Guncang Eropa! Rusia Luncurkan Rudal Oreshnik ke Ukraina Dekat Wilayah NATO

Guncang Eropa! Rusia Luncurkan Rudal Oreshnik ke Ukraina Dekat Wilayah NATO

Terkini | okezone | Sabtu, 10 Januari 2026 - 09:34
share

KYIV – Rusia kembali meningkatkan eskalasi perang dengan menembakkan rudal hipersonik Oreshnik ke wilayah Ukraina barat, dekat perbatasan Polandia yang merupakan anggota NATO. Serangan yang terjadi pada Jumat 9 Januari 2026 dini hari itu, disebut sebagai upaya intimidasi terhadap negara-negara Eropa agar menghentikan dukungan mereka kepada Kyiv.

Ini menjadi kedua kalinya Rusia menggunakan rudal balistik jarak menengah (IRBM) Oreshnik, sejak senjata tersebut pertama kali diluncurkan pada November 2024. Rudal itu diketahui mampu membawa hulu ledak nuklir, meski pejabat Ukraina menyebut Oreshnik kali ini membawa hulu ledak tiruan yang tidak aktif.

Serangan tersebut merupakan bagian dari gelombang besar serangan udara Rusia yang melibatkan 242 drone dan 36 rudal, menyasar wilayah Kyiv dan Lviv. Otoritas Ukraina melaporkan empat orang tewas di Kyiv, puluhan lainnya terluka, serta lebih dari 500 ribu rumah mengalami pemadaman listrik di tengah suhu dingin ekstrem yang diperkirakan mencapai minus 10 derajat Celcius.

Salah satu korban tewas adalah Serhiy Smoliak (56), seorang petugas medis darurat yang meninggal dunia saat memberikan pertolongan dalam serangan susulan drone Rusia.

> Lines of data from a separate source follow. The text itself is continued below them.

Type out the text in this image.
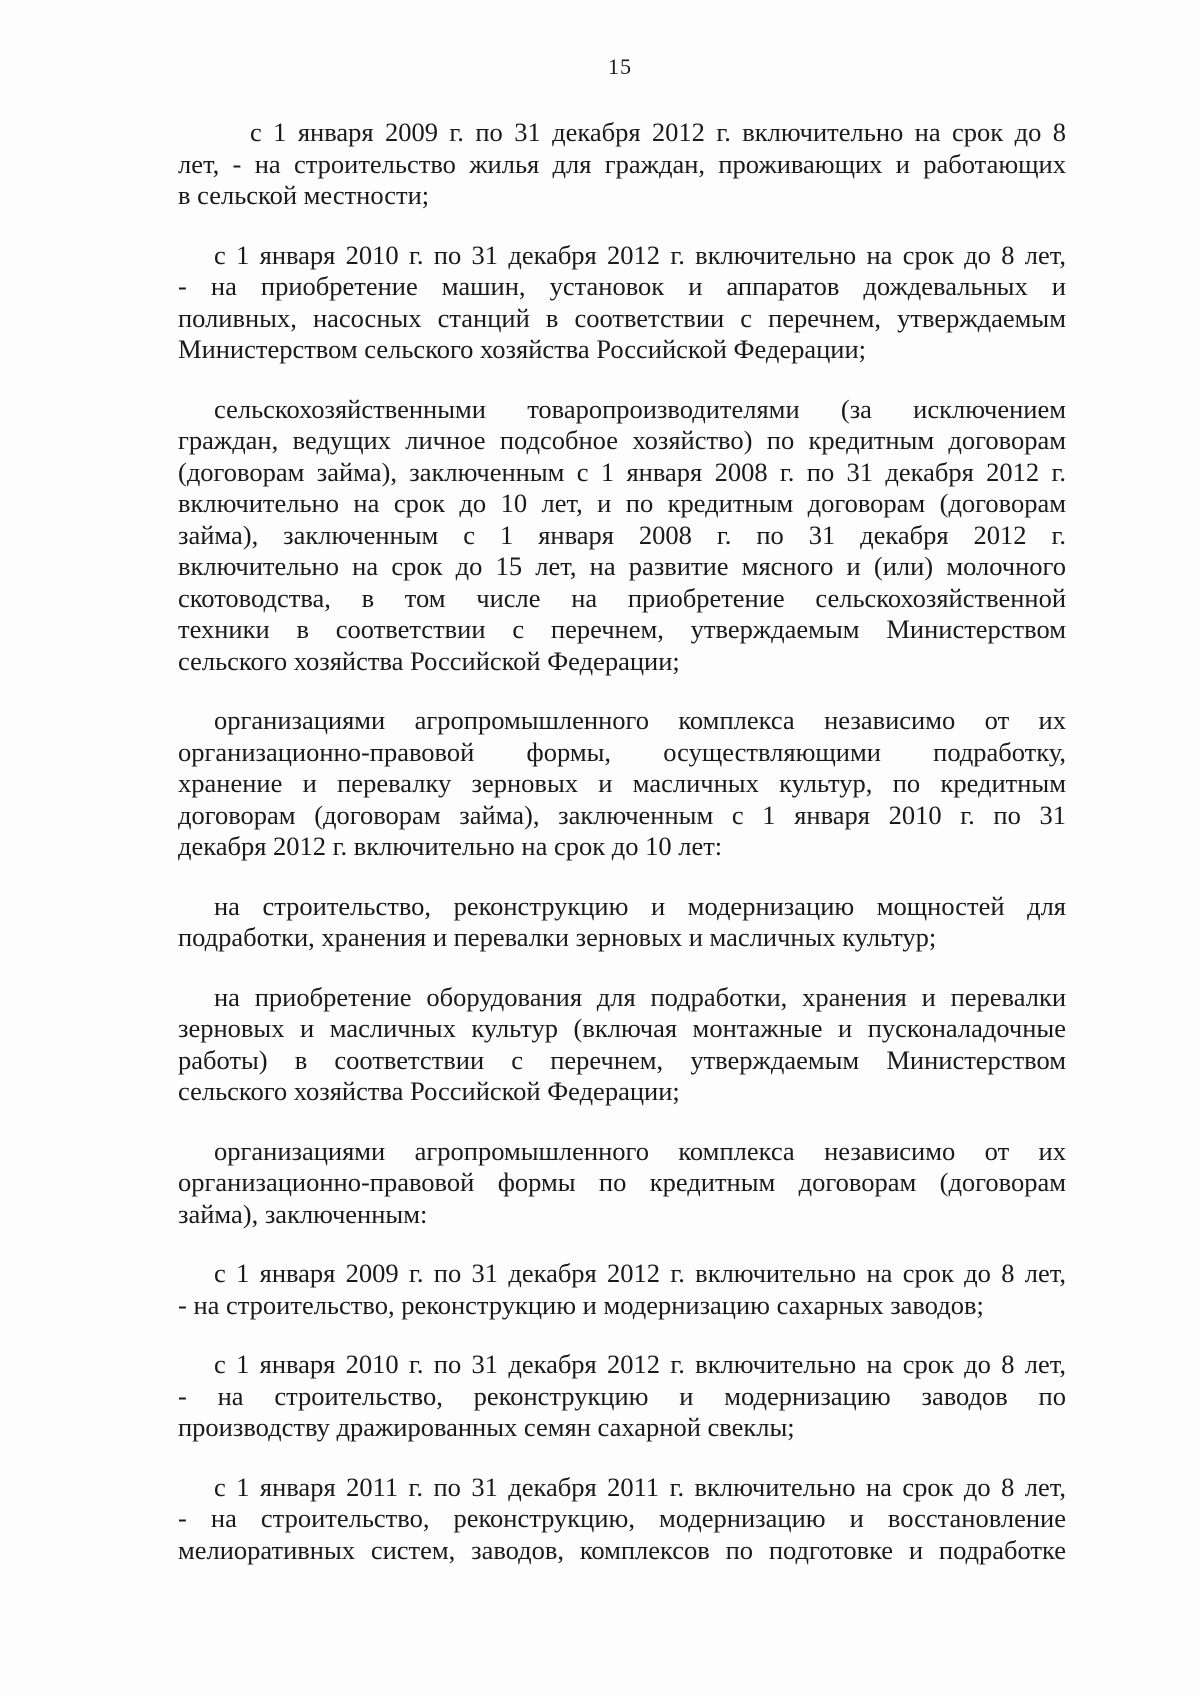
15
с 1 января 2009 г. по 31 декабря 2012 г. включительно на срок до 8
лет, - на строительство жилья для граждан, проживающих и работающих
в сельской местности;
с 1 января 2010 г. по 31 декабря 2012 г. включительно на срок до 8 лет,
- на приобретение машин, установок и аппаратов дождевальных и
поливных, насосных станций в соответствии с перечнем, утверждаемым
Министерством сельского хозяйства Российской Федерации;
сельскохозяйственными товаропроизводителями (за исключением
граждан, ведущих личное подсобное хозяйство) по кредитным договорам
(договорам займа), заключенным с 1 января 2008 г. по 31 декабря 2012 г.
включительно на срок до 10 лет, и по кредитным договорам (договорам
займа), заключенным с 1 января 2008 г. по 31 декабря 2012 г.
включительно на срок до 15 лет, на развитие мясного и (или) молочного
скотоводства, в том числе на приобретение сельскохозяйственной
техники в соответствии с перечнем, утверждаемым Министерством
сельского хозяйства Российской Федерации;
организациями агропромышленного комплекса независимо от их
организационно-правовой формы, осуществляющими подработку,
хранение и перевалку зерновых и масличных культур, по кредитным
договорам (договорам займа), заключенным с 1 января 2010 г. по 31
декабря 2012 г. включительно на срок до 10 лет:
на строительство, реконструкцию и модернизацию мощностей для
подработки, хранения и перевалки зерновых и масличных культур;
на приобретение оборудования для подработки, хранения и перевалки
зерновых и масличных культур (включая монтажные и пусконаладочные
работы) в соответствии с перечнем, утверждаемым Министерством
сельского хозяйства Российской Федерации;
организациями агропромышленного комплекса независимо от их
организационно-правовой формы по кредитным договорам (договорам
займа), заключенным:
с 1 января 2009 г. по 31 декабря 2012 г. включительно на срок до 8 лет,
- на строительство, реконструкцию и модернизацию сахарных заводов;
с 1 января 2010 г. по 31 декабря 2012 г. включительно на срок до 8 лет,
- на строительство, реконструкцию и модернизацию заводов по
производству дражированных семян сахарной свеклы;
с 1 января 2011 г. по 31 декабря 2011 г. включительно на срок до 8 лет,
- на строительство, реконструкцию, модернизацию и восстановление
мелиоративных систем, заводов, комплексов по подготовке и подработке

Pejabat senior Ukraina mengatakan, rudal Oreshnik menghantam bengkel milik perusahaan negara di Lviv, menyebabkan kerusakan struktural ringan dan kawah di area hutan sekitar akibat submunisi.

 

Moskow mengklaim serangan tersebut sebagai balasan atas dugaan upaya serangan drone Ukraina terhadap salah satu kediaman Presiden Vladimir Putin bulan lalu. Namun, Ukraina dan Amerika Serikat membantah klaim tersebut, bahkan Presiden AS Donald Trump menyatakan tidak percaya insiden itu pernah terjadi.

Menteri Luar Negeri Ukraina, Andriy Sybiha mengecam keras serangan tersebut dan menyebutnya sebagai ancaman serius terhadap keamanan regional.

“Putin menggunakan rudal balistik jarak menengah di dekat perbatasan Uni Eropa dan NATO sebagai respons terhadap halusinasi pribadinya. Ini adalah ancaman global yang membutuhkan respons global,” tulis Sybiha di platform X, seperti dilansir dari Reuters, Sabtu (10/1/2026).

Presiden Ukraina, Volodymyr Zelenskiy juga memperingatkan negara-negara Eropa bahwa serangan ini bukan hanya ancaman bagi Ukraina, tetapi juga bagi ibu kota-ibu kota Eropa seperti Warsawa, Bukares, dan Budapest.

Uni Eropa menyebut penggunaan rudal Oreshnik sebagai “eskalasi yang jelas”, sementara Kepala Kebijakan Luar Negeri UE Kaja Kallas mendesak negara-negara anggota untuk segera mengirim lebih banyak sistem pertahanan udara ke Ukraina serta memperketat sanksi terhadap Rusia.

 

Kanselir Jerman Friedrich Merz menegaskan bahwa ancaman Rusia tidak akan menggentarkan Eropa.
“Gestur yang mengancam ini dimaksudkan untuk menanamkan rasa takut, tetapi itu tidak akan berhasil. Kami berdiri bersama Ukraina,” ujarnya.

Serangan ini terjadi hanya beberapa hari setelah negara-negara Eropa menyatakan kesiapan untuk mengerahkan pasukan ke Ukraina jika terjadi gencatan senjata—sebuah langkah yang sebelumnya telah diperingatkan Moskow akan dianggap sebagai target militer yang sah.